Mit den 3D-Druckern von Stratasys werden in Puente la Reina unter anderem Montagebandwerkzeuge, Betriebsmittel und Vorrichtungen, Robotergreifer und sonstige Roboterarmaufsätze hergestellt, die vorher von externen Lieferanten bezogen wurden. Durch den Einsatz von Rapid Tooling fallen in dem Werk weniger Kosten im Werkzeugbau an, weil die Umsetzung von geringen Stückzahlen und Kleinserien auf 3D-Druckern häufig günstiger ist als per Spritzguss- oder CNC-Verfahren. Allein die Kosten für die Herstellung von Formen für den Spritzguss übersteigen unter Umständen die der gesamten additiven Fertigung des Werkzeugs.

„Um ein Gefühl für die Kosteneinsparungen zu vermitteln: Das Outsourcing eines zerspanten Greifers kostete uns normalerweise etwa 200 Euro pro Werkzeug.
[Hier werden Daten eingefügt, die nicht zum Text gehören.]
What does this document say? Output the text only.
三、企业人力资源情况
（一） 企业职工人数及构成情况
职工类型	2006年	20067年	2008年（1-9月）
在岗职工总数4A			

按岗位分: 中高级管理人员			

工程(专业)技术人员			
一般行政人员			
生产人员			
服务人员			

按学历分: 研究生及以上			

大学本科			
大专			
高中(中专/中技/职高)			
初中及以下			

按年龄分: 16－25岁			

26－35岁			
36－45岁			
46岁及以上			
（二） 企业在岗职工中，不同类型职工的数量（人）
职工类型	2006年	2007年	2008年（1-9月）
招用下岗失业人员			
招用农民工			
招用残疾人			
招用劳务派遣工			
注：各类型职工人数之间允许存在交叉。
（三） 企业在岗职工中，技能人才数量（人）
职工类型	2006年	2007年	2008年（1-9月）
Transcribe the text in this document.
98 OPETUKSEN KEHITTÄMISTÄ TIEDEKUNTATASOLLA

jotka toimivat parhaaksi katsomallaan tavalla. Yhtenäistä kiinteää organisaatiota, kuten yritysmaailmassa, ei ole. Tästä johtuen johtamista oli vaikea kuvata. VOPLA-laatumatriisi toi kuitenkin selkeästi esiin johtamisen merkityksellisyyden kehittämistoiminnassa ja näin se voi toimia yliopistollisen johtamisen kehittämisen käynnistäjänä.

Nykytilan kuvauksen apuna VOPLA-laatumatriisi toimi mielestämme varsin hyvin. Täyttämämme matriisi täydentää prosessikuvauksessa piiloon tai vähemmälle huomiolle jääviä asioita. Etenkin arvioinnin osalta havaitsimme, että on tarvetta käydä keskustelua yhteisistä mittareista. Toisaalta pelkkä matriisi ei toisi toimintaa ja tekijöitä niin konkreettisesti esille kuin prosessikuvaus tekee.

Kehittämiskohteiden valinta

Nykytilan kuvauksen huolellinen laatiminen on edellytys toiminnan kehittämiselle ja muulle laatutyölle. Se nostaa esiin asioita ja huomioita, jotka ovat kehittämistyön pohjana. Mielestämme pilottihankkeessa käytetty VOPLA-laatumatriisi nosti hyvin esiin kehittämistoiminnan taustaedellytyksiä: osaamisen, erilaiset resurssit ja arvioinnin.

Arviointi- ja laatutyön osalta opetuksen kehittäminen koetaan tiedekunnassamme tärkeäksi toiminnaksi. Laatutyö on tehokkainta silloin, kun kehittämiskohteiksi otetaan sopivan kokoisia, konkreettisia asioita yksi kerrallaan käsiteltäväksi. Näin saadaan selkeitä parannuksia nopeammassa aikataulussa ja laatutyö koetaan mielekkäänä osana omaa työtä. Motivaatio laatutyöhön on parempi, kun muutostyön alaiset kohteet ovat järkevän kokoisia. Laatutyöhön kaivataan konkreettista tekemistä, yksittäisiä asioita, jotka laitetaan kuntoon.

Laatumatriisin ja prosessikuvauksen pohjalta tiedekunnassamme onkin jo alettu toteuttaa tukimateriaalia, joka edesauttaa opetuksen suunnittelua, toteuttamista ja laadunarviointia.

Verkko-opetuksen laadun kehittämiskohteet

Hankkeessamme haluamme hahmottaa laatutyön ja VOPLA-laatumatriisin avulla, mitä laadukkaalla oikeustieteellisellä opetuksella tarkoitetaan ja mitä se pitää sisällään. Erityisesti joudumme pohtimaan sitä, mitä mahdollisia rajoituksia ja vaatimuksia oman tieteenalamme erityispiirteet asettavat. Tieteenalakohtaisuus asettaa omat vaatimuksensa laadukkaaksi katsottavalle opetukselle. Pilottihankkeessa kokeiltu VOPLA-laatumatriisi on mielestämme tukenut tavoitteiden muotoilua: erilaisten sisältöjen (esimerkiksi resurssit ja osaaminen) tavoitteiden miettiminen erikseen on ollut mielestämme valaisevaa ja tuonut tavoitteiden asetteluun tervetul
Jetzt können wir es bedarfsgerecht für etwa 100 Euro pro Stück 3D-drucken. Die Möglichkeit, die Komplexität unserer Lieferkette zu vereinfachen, ist uns derzeit sehr wichtig. Es ist daher von wesentlicher Bedeutung für uns die bedarfsgerechte Fertigungskapazität intern zu haben.“, erklärt Otamendi.

„Additive Fertigung hat unsere Arbeitsweise verändert“

Da am Standort Puente la Reina pro Jahr etwa 100 neue Fertigungswerkzeuge entwickelt werden, gehört der Umgang mit additiver Technologie mittlerweile zum Betriebsalltag. „Additive Fertigung hat unsere Arbeitsweise verändert – und unsere gesamte Einstellung in Bezug auf unser zukünftiges Handeln“, sagt Otamendi. In Zukunft soll FDM-3D-Druck auch bei Endproduktanwendungen zum Einsatz kommen. Für Schneider Electric ist die additive Fertigung von Endbauteilen ein weiterer Schritt zur ‚Smart Factory‘, die flexibel, unabhängig und kosteneffizient arbeitet.